Southern Arizona tribe files lawsuit asking court to allow $200 million casino to open

A tribe in southern Arizona that wants its new Phoenix-area casino to open by the end of this year has filed a lawsuit naming Gov. Doug Ducey and other top Arizona officials.

The lawsuit filed by the Tohono O'odham Nation in federal court asks a judge to issue an injunction ordering the state to stop trying to block the casino between Glendale and Peoria from opening.

Opponents of the casino say a 2002 gambling compact prohibits the casino from opening, while a 2013 court decision that's currently under appeal says otherwise.

The Department of Gaming has notified vendors that they could face certification issues if they work at the tribe's proposed West Valley Resort operation. The state also plans to notify prospective employees that they may not work for an unauthorized gambling facility.

The $200 million casino is the subject of a legal conflict that has lasted six years.

Ducey's spokesman, Daniel Scarpinato, had no immediate comment on the lawsuit Tuesday.

The tribe's lawsuit cites a Phoenix federal judge's ruling in 2013 that said federal law and the state's gambling compact allow the tribe to open the casino.

Tohono O'odham Nation Chairman Edward Manuel said Ducey and the state Gaming Department were "defying federal law" in an effort to block the casino, which has been under construction for nearly a year. "This extreme political effort to stop this important project cannot be allowed," Manuel said in a statement issued after the lawsuit was filed Monday.

In April, state Gaming Director Daniel Bergin sent a letter to the tribe saying he would block any certification of the new casino.

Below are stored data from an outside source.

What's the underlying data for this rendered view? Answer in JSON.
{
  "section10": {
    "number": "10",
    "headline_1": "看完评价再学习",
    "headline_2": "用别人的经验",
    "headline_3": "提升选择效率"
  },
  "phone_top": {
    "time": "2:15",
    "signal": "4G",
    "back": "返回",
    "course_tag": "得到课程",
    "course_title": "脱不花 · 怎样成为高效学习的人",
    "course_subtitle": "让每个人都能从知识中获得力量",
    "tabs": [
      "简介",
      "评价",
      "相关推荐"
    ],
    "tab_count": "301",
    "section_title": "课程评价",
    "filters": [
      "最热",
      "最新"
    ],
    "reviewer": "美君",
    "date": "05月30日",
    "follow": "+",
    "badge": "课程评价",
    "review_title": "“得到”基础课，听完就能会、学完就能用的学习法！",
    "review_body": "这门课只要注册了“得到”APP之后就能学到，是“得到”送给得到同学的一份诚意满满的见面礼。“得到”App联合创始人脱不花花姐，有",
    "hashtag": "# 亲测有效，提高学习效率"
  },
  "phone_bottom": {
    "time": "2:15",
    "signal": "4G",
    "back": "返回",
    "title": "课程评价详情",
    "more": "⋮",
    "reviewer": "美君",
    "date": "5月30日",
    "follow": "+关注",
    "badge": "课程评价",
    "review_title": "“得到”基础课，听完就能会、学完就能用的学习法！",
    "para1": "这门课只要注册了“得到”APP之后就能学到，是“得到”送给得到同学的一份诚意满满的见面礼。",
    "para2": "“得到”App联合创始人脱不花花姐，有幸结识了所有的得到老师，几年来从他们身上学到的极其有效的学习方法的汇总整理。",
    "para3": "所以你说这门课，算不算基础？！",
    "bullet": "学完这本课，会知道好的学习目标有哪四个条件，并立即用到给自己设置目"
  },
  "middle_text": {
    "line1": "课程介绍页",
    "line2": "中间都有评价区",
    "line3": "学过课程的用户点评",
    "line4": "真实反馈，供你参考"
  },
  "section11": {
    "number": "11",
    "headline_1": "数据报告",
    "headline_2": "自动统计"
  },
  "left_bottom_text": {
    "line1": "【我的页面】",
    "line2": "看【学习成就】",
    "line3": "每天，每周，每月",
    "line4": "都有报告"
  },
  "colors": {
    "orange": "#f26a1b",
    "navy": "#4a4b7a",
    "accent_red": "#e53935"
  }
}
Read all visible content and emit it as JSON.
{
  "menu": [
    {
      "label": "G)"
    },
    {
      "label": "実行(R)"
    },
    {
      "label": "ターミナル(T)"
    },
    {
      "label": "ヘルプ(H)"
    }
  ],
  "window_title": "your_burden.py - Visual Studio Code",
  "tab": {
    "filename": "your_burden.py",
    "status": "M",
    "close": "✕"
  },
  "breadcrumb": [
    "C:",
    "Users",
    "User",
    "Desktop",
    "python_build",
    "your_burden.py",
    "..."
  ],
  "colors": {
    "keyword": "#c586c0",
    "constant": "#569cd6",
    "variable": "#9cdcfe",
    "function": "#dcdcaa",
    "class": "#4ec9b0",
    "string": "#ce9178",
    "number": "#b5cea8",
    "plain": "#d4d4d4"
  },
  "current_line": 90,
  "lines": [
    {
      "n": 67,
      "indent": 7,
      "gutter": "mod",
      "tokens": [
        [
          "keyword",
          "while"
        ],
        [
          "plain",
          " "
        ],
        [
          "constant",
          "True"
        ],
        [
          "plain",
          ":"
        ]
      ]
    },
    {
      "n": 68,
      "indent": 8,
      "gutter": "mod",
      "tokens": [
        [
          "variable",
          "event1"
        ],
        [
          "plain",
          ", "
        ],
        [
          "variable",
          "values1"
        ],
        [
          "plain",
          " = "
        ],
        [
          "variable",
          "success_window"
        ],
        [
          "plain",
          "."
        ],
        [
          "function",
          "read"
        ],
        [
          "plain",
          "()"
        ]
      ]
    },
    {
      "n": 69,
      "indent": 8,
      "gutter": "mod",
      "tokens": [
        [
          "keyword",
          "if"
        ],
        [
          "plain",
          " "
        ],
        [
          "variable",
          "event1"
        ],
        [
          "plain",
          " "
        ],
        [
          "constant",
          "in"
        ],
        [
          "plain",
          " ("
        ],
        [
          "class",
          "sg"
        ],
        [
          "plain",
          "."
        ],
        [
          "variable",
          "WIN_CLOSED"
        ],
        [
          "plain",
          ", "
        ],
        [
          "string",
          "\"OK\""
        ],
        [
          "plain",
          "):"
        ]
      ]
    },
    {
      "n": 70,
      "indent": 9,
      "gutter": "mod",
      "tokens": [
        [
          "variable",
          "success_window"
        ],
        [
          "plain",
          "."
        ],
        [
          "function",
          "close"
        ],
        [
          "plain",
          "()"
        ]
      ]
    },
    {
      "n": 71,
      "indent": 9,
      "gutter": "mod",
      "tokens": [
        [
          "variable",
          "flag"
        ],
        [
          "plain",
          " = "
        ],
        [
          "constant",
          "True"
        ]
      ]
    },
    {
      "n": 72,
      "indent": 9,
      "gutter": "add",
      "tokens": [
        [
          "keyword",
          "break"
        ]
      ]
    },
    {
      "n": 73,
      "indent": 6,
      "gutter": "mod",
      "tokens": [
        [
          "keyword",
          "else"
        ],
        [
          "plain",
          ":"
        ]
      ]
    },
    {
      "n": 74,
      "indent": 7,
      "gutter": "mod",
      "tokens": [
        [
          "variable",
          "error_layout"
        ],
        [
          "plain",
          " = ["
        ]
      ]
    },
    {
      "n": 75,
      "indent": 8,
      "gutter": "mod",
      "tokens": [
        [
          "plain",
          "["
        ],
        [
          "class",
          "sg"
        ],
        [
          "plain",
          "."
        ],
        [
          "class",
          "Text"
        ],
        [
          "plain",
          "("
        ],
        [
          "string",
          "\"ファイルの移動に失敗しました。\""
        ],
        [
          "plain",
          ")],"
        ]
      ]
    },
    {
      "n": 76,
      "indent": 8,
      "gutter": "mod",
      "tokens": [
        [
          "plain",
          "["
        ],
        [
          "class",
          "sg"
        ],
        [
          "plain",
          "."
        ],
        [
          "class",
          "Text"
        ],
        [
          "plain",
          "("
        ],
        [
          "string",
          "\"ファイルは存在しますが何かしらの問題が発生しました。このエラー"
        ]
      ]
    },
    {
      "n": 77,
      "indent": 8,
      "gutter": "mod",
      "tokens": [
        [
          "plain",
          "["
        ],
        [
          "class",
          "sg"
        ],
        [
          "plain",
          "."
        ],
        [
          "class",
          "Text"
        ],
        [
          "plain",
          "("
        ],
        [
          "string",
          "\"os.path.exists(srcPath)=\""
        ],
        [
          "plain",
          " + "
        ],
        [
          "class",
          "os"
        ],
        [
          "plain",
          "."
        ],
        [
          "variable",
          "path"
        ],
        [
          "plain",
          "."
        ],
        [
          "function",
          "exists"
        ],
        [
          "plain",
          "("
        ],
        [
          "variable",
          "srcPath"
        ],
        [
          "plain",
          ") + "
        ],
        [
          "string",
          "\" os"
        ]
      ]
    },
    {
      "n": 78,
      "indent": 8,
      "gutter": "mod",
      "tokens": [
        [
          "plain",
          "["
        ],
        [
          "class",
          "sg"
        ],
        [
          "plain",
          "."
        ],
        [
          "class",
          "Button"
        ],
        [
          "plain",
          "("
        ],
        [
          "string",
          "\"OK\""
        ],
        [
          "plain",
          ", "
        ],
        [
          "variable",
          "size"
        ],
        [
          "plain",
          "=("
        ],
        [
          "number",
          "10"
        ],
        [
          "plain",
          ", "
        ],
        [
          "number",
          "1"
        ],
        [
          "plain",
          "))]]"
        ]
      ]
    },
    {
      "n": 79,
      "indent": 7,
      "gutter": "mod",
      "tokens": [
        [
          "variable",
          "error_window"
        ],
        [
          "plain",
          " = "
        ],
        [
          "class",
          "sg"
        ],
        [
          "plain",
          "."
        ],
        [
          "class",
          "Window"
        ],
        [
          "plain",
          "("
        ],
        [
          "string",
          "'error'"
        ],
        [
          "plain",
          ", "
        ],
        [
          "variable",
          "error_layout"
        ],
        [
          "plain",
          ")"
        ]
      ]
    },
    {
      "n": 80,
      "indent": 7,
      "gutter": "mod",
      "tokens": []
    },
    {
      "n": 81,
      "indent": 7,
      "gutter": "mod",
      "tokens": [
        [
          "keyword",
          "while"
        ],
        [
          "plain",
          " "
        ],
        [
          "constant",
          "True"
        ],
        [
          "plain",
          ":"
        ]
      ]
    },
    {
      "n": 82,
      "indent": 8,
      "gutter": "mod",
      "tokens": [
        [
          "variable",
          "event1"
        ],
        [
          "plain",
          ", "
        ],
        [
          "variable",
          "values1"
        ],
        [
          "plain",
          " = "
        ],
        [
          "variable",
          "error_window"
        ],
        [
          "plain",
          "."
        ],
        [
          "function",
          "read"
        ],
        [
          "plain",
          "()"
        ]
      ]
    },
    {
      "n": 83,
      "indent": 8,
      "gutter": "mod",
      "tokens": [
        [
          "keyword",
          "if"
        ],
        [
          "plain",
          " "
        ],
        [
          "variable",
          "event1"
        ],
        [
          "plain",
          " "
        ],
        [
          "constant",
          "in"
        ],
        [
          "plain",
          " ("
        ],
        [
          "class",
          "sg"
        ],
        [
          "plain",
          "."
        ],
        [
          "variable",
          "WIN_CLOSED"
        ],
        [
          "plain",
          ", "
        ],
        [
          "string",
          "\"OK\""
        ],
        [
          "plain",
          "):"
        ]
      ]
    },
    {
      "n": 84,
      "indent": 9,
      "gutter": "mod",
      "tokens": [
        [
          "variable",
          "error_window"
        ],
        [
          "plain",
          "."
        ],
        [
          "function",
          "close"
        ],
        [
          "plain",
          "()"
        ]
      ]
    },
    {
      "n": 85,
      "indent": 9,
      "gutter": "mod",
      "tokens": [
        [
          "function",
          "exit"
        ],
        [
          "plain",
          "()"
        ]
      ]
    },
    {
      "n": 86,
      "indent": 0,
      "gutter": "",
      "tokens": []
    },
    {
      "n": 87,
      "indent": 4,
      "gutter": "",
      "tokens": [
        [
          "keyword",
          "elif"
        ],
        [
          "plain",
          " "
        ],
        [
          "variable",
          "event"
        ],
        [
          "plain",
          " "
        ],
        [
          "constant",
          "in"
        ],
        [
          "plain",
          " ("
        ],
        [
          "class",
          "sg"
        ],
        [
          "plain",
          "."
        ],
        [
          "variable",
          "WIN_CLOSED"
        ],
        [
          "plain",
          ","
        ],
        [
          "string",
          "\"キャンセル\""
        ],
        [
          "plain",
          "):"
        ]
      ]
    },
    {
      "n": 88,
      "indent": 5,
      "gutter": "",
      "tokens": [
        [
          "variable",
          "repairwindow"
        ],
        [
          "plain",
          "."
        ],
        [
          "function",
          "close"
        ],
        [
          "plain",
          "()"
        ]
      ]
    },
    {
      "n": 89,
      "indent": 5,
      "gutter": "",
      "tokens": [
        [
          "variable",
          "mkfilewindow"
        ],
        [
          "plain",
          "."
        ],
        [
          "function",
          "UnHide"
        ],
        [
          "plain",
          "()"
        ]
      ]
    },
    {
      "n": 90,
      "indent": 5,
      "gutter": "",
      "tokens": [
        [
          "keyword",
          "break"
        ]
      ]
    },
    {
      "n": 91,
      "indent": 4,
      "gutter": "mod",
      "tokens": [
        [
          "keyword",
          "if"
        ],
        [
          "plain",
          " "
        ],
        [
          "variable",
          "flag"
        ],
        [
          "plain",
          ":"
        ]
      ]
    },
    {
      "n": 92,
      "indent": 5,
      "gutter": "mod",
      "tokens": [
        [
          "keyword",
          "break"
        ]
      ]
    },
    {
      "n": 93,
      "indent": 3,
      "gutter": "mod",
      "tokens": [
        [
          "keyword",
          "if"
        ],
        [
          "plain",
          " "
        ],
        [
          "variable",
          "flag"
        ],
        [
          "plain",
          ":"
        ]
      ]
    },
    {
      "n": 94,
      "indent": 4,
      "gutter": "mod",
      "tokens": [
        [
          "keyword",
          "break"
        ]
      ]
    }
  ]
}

That action came after Ducey sent a letter to Bergin saying the state reserves the right to cancel its entire gambling compact with the Tohono O'odham Nation.

Ducey said the tribe engaged in fraud when it negotiated with the state for a gambling compact because it didn't disclose its plans for a casino in the Phoenix area. It has casinos outside Tucson.

The tribe denies it engaged in fraud and points to the federal judge's 2013 ruling.